Concetti Chiave
- L'agricoltura è fondamentale per l'economia indonesiana, coinvolgendo oltre la metà della popolazione attiva, ma è prevalentemente di sussistenza e arretrata.
- Il riso è la principale coltura, rendendo l'Indonesia il terzo produttore mondiale, con pesce come alimento base insieme a cereali e ortaggi vari.
- Le piantagioni avanzate producono tè, tabacco, e palme da olio, mirate principalmente all'esportazione.
- Il Paese è il primo produttore mondiale di caucciù e il secondo di stagno, con una pesca fiorente nelle acque costiere e interne.
- L'industria turistica sta emergendo come settore chiave, sfruttando le bellezze naturali e artistiche per stimolare l'economia nazionale.
Settore agricolo indonesiano
L’economia indonesiana è tuttora basata sul settore agricolo, che occupa oltre la metà della popolazione attiva. Si tratta, per lo più, di un’agricoltura di sussistenza, condotta con metodi arcaici, insufficienti a soddisfare il fabbisogno alimentare della numerosa popolazione. La principale coltura è il riso, di cui l’Indonesia è il terzo produttore mondiale dopo Cina e India. Questo cereale costituisce, insieme con il pesce, l’alimento base per la popolazione. Vengono inoltre prodotti manioca, patate dolci, mais, frumento, frutta e ortaggi. A differenza dell’agricoltura tradizionale, quella di piantagione è molto avanzata e sviluppata; i prodotti più tipici sono: tè, tabacco, palme da olio, noci di cocco, banane e canna da zucchero, che vengono destinati al commercio con l’estero.
Esportazioni e risorse naturali
Pure destinato all’esportazione è il legname ricavato dal ricchissimo manto forestale che offre essenze pregiate quali teak, bambù, ebano, sandalo, ma soprattutto caucciù di cui il Paese è il primo produttore mondiale.

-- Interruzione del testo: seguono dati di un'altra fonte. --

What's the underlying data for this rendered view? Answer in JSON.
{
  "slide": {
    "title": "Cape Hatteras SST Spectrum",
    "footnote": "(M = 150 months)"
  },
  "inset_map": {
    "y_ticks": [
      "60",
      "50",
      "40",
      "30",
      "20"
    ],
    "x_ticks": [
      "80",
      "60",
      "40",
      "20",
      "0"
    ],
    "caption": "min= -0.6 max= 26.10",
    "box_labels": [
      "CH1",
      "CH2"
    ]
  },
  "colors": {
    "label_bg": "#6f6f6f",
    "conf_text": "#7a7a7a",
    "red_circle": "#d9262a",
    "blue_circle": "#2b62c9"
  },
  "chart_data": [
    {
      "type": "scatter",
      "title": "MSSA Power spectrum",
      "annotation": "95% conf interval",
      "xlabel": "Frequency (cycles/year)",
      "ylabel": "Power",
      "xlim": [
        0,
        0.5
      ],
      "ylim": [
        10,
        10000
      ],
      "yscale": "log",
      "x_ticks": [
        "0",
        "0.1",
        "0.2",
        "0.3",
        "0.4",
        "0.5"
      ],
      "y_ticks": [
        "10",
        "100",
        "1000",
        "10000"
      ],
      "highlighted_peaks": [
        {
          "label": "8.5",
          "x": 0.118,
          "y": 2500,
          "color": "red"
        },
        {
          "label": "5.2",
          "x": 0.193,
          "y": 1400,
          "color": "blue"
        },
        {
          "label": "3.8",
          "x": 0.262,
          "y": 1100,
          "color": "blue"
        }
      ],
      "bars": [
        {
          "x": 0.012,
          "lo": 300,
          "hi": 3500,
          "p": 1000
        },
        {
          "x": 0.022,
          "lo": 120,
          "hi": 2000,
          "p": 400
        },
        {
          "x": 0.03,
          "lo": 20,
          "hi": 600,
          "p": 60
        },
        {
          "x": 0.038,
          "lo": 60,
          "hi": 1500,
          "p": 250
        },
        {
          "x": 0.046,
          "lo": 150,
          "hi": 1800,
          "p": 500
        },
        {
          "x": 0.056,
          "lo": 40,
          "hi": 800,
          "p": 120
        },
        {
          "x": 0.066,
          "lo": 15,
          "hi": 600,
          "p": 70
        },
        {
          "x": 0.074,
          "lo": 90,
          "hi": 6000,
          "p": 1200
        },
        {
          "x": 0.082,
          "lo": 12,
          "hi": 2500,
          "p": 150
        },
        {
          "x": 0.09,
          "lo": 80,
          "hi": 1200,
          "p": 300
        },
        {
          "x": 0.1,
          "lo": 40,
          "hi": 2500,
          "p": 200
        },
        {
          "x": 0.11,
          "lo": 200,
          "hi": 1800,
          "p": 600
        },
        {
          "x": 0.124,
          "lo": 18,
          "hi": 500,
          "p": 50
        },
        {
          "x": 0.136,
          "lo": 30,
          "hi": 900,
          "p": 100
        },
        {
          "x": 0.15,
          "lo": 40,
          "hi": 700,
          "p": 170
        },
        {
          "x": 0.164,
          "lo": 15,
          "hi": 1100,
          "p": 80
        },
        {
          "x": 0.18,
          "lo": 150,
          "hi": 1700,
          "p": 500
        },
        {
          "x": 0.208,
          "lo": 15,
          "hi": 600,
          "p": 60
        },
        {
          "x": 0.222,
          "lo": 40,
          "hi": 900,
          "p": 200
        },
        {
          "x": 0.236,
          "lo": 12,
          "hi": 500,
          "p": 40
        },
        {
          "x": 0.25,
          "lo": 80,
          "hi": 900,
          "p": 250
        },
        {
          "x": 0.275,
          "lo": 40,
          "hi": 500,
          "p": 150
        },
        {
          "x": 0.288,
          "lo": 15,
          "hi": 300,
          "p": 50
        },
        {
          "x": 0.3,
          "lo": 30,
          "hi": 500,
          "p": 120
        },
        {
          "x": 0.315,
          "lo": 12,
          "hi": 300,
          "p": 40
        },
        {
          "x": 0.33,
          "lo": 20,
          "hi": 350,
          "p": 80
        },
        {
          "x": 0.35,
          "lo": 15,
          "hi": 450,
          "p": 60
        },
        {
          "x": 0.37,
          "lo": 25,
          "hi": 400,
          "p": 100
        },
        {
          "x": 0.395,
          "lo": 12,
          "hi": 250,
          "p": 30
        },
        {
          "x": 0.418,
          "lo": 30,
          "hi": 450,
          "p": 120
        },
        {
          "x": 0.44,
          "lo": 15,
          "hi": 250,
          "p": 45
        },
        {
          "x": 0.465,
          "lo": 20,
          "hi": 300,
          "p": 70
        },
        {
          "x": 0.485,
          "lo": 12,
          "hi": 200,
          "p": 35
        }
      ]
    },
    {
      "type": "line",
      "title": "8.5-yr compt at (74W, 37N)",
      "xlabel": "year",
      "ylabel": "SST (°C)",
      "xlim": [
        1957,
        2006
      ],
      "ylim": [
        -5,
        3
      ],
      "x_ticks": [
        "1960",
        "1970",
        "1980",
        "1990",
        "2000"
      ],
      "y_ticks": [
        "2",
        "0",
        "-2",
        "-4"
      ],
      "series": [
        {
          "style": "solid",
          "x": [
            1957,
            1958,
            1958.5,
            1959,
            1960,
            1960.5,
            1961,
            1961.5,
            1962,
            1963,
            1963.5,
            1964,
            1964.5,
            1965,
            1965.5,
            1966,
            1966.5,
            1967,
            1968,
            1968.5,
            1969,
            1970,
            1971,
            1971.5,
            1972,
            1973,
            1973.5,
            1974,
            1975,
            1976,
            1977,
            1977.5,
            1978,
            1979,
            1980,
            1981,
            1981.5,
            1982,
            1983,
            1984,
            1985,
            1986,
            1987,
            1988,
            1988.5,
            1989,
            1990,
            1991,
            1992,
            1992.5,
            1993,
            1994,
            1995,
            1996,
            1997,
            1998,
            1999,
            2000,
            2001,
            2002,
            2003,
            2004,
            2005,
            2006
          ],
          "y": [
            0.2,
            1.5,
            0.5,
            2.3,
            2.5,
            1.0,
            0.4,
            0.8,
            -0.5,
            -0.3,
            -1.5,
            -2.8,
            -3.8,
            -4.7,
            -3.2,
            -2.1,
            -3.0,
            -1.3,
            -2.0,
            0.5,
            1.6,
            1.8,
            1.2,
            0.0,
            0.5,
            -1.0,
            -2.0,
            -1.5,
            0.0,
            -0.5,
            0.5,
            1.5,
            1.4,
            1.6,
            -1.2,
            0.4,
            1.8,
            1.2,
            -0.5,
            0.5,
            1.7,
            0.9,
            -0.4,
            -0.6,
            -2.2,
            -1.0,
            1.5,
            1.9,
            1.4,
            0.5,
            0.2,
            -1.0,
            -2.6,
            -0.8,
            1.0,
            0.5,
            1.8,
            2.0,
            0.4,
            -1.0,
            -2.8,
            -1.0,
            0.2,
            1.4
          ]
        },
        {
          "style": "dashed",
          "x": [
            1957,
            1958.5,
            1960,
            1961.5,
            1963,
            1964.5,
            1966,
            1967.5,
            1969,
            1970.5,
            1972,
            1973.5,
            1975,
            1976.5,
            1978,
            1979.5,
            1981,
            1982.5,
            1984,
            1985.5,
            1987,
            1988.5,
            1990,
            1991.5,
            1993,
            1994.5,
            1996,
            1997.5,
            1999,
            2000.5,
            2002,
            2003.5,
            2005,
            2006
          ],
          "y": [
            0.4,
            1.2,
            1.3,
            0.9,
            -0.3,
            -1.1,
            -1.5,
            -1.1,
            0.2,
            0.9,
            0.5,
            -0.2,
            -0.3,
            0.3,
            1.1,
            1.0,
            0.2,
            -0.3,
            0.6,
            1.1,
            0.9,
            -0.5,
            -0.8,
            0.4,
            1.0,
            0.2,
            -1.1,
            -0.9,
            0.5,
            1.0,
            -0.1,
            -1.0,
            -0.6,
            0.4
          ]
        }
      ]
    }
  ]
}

L’allevamento non è molto sviluppato, anche a causa della povertà di spazi adatti alla sua conduzione; la pesca, al contrario, è molto diffusa sia nelle zone costiere, sia nelle acque interne, dove è particolarmente fiorente l’allevamento delle carpe.
Industria e turismo in Indonesia
Le risorse del sottosuolo sono buone. Oltre al petrolio, si trovano ricchi giacimenti di gas naturale, stagno, di cui il Paese è il secondo produttore mondiale, nichel, bauxite, carbone, uranio e rame. L’attività industriale, nel complesso poco sviluppata, interessa il settore estrattivo, petrolifero, tessile, del tabacco, chimico e alimentare.
In assenza di un consistente tessuto industriale, l’economia nazionale sta organizzando l’industria turistica, che può essere favorita dalle bellezze naturali e artistiche del Paese.
Domande da interrogazione
- Qual è il ruolo del settore agricolo nell'economia indonesiana?
- Quali sono i principali prodotti agricoli e risorse naturali dell'Indonesia?
- Come si sta sviluppando l'industria turistica in Indonesia?
Il settore agricolo è fondamentale per l'economia indonesiana, occupando oltre la metà della popolazione attiva e basandosi principalmente su un'agricoltura di sussistenza, che non riesce a soddisfare il fabbisogno alimentare della popolazione (testo).
L'Indonesia è il terzo produttore mondiale di riso e produce anche manioca, patate dolci, mais, frumento, frutta e ortaggi. Inoltre, è il primo produttore mondiale di caucciù e ha un ricco manto forestale che offre legname pregiato (testo).
L'industria turistica in Indonesia sta emergendo come un settore importante, sostenuta dalle bellezze naturali e artistiche del Paese, in un contesto di un'economia con un tessuto industriale poco sviluppato (testo).